Send records to Kafka

Connectors must provide an implementation of the AbstractSourceTask. The class must implement:

SourceCommonConfig configure(Map<String, String> props) – to configure the SourceTask and return the Configuration for the task.
Iterator<SourceRecord> getIterator(BackoffConfig config) – to create an Iterator<SourceRecord> from the AbstractSourceRecordIterator. If the storage layer throws exceptions that can be retried, they should be caught and retried in the iterator returned by this method. The AbstractSourceRecord can be converted to a SourceRecord by calling the AbstractSourceRecord.getSourceRecord() method.

Common Classes

AbstractSourceTask

The AbstractSourceTask handles most of the issues around synchronization and communicating with the upstream connector framework. Implementors of concrete SourceTasks need only concern themselves with reading data from the data storage and an iterator of SourceRecord objects from that. Concrete implementation must implement three (3) methods:

SourceCommonConfig configure(Map<String, String> props) – to configure the task.
Iterator<SourceRecord> getIterator(BackoffConfig config) – to create an Iterator of SourceRecords
void closeResources() – to release any resources.
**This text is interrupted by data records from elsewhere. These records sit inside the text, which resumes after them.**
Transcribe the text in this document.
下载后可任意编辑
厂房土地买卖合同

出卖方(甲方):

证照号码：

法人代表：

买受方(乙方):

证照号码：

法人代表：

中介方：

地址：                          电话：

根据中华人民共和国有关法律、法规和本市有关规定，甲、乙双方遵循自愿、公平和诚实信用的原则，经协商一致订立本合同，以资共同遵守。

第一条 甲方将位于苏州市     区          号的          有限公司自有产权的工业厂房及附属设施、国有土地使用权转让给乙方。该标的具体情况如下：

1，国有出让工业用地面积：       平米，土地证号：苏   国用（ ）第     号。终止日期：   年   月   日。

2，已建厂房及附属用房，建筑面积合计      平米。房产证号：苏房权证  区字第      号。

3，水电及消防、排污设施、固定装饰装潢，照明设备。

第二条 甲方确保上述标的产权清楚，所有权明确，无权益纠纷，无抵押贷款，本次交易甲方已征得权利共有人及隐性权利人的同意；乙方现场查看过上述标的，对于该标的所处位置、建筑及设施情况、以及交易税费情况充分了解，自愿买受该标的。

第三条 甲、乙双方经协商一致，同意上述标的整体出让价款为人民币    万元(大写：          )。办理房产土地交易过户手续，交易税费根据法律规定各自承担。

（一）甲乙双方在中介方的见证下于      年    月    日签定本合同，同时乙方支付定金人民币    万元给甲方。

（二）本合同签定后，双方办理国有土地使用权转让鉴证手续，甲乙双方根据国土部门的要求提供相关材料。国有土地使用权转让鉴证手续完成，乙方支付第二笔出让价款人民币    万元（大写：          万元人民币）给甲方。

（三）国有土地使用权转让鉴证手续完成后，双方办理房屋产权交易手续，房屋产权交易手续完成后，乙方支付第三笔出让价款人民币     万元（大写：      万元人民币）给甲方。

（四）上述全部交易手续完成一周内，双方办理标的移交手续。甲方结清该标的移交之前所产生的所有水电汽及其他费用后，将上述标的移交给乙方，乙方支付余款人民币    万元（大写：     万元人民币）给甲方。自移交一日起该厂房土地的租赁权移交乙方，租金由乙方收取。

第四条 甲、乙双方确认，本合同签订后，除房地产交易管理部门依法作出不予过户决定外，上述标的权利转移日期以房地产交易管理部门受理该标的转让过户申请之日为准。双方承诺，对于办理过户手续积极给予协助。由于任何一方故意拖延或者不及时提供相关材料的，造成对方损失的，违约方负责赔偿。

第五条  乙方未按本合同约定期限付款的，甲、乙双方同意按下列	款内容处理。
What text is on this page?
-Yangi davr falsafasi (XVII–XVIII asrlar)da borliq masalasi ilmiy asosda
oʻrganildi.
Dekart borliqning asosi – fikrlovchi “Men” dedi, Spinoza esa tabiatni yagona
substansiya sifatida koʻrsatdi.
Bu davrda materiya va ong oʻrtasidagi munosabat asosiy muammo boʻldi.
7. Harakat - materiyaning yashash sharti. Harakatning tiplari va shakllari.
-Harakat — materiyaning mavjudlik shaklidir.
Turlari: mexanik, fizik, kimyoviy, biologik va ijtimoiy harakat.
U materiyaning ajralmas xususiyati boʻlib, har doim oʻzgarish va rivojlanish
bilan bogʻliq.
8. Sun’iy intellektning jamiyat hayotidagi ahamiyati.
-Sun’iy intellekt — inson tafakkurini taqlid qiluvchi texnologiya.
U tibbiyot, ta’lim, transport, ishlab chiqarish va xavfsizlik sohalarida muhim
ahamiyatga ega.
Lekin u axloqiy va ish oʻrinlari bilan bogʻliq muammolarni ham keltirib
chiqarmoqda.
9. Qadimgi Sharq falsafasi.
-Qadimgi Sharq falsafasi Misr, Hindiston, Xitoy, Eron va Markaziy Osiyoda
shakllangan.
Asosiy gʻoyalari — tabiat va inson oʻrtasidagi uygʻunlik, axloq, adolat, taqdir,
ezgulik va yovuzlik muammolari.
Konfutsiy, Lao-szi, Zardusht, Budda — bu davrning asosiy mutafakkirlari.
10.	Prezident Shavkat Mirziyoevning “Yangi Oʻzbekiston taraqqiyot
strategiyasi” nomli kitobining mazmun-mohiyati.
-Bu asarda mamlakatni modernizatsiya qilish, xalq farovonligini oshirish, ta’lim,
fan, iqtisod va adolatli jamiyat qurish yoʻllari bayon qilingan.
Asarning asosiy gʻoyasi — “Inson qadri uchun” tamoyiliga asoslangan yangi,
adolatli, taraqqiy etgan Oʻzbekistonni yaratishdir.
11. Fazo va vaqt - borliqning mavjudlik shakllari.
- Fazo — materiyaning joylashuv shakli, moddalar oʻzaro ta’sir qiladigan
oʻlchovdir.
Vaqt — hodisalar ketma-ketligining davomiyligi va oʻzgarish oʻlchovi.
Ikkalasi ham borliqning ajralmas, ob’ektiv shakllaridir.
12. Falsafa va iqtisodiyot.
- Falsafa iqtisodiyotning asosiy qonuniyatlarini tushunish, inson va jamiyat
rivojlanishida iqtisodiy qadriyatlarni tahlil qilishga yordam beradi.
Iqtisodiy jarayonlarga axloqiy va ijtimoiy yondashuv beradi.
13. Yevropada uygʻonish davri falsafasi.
The AbstractSourceTask creates a thread that reads the records from the iterator returned from the getIterator method. It adds the result to an internal queue until the queue is full, and then it delays until there is space in the queue again. The Kafka thread that calls the SourceTask.poll() method reads as many available records from the queue as possible and sends them to Kafka. This allows the cloud storage access and the Kafka polling processes to run at different speeds without significantly impacting performance of the faster process.

OffsetManagerEntry

Implementations must implement an OffsetManager.OffsetManagerEntry. This class maps the information about the stored object to information describing how far the processing has progressed. In general, the values that are needed to locate the original object in the object store are placed in the ‘key’ and data describing the processing is placed in the data. There are no restrictions on either key or data elements except that they must be natively serializable by the Kafka process. See the Kafka documentation for more information. The io.aiven.kafka.connect.s3.source.utils.S3OffsetManagerEntry class provides a good example of an OffsetManagerEntry. The S3OffsetManagerEntry has a particular need to track and update a record count, thus it is maintained outside the data map. Also notice that the getProperties() and getManagerKey() methods return defensive copies of the internal data and that the fromProperties(final Map<String, Object> properties) method makes a defensive copy of the properties argument value.

Transformer

The Transformer classes found in the source/input directory describe how to convert input streams into objects that the Kafka framework can handle. The object read from the storage is converted into a stream of bytes and passed to a transformer. The transformer then creates a stream of SchemaAndValue objects that are the values for the object, these will be sent to Kafka as values in SourceRecords. The transformer also creates the key for the source record.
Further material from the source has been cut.